Dr Vendryes warned that "we are digging our graves with our teeth," and said that we should reduce abdominal fat. "Shape can be more important than weight," he said, pointing out that the fat in the abdomen could be more dangerous than fat on the thighs.
Exercise is important. "Use it or lose it!" counselled Dr Vendryes. "Exercise complements nutrition, has physical and emotional benefits and slows the ageing process." He recommended both aerobic exercise and resistance exercise, advising us to "start slowly, be consistent, enjoy what you do."
Dr Vendryes says wellness demands that we cleanse our bodies of poisons such as "cigarette smoke, alcohol, drugs (legal and otherwise), chemicals and pollutants. These toxins hasten ageing."

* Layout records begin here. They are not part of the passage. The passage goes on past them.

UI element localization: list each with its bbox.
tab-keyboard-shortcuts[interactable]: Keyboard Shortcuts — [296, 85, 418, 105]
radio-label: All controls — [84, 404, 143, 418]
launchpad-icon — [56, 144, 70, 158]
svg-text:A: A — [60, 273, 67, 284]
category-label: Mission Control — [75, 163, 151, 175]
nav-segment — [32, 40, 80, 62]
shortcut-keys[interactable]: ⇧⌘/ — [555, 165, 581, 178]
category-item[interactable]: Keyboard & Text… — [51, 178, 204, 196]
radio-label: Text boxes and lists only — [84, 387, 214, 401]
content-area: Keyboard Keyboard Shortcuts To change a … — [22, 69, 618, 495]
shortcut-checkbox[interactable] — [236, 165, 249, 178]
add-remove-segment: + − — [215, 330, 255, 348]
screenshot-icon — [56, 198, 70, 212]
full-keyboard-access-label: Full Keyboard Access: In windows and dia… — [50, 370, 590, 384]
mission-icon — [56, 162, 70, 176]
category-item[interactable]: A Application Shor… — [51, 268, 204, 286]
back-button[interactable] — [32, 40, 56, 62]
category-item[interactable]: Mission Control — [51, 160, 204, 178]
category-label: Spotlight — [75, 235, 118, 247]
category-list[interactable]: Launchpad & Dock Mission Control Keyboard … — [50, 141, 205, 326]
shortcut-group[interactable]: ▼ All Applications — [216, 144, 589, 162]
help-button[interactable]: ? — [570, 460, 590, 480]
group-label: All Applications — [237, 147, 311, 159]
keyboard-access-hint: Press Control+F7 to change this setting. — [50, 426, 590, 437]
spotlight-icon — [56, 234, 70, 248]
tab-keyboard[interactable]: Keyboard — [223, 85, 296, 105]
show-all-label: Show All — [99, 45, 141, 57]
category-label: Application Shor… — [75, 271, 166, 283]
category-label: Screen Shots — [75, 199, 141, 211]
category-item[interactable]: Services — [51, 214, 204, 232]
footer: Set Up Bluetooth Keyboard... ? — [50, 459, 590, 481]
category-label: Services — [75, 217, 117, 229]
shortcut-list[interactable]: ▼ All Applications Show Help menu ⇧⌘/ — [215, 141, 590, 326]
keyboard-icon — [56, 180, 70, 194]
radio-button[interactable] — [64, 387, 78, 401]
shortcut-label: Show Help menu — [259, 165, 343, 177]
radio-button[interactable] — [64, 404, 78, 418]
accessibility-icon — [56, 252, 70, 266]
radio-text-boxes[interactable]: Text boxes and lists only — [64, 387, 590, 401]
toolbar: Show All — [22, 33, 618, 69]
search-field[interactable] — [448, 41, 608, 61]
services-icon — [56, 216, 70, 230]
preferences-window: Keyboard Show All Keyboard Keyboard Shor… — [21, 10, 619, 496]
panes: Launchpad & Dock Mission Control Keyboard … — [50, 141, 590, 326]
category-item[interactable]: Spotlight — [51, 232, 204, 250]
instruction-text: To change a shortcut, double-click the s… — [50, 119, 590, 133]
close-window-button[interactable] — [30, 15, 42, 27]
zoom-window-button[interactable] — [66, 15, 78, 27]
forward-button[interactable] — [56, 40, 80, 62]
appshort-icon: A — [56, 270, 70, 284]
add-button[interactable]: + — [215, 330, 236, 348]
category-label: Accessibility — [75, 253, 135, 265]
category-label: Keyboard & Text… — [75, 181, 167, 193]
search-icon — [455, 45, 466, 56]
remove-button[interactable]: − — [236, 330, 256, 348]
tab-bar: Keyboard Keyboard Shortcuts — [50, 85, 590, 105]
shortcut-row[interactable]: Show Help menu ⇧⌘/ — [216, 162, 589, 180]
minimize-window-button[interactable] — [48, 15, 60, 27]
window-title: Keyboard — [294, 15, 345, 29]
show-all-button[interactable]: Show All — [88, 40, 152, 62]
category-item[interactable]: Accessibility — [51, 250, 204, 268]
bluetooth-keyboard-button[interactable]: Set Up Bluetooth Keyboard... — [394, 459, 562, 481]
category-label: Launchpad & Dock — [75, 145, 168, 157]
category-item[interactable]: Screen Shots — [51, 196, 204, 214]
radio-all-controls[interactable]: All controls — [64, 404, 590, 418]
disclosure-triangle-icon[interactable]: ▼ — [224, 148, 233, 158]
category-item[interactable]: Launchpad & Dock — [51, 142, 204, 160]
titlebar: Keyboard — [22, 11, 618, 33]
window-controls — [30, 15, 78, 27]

He urged proper stress management. "Stress is not a person or situation, it is a reaction or response," he explained. "It is the enemy within and it accelerates ageing. To manage stress, you should learn to know your stress reaction and learn the relaxation response."
Let us promise ourselves to make wellness a priority - the payback is endurance, productivity, and a positive outlook on life. To pursue wellness is the manifestation of your love for your family, your effort to be in your best condition so you can be fully "there" when they need you. Dr Vendryes quoted Hippocrates' age-old saying: "Your health is your greatest wealth."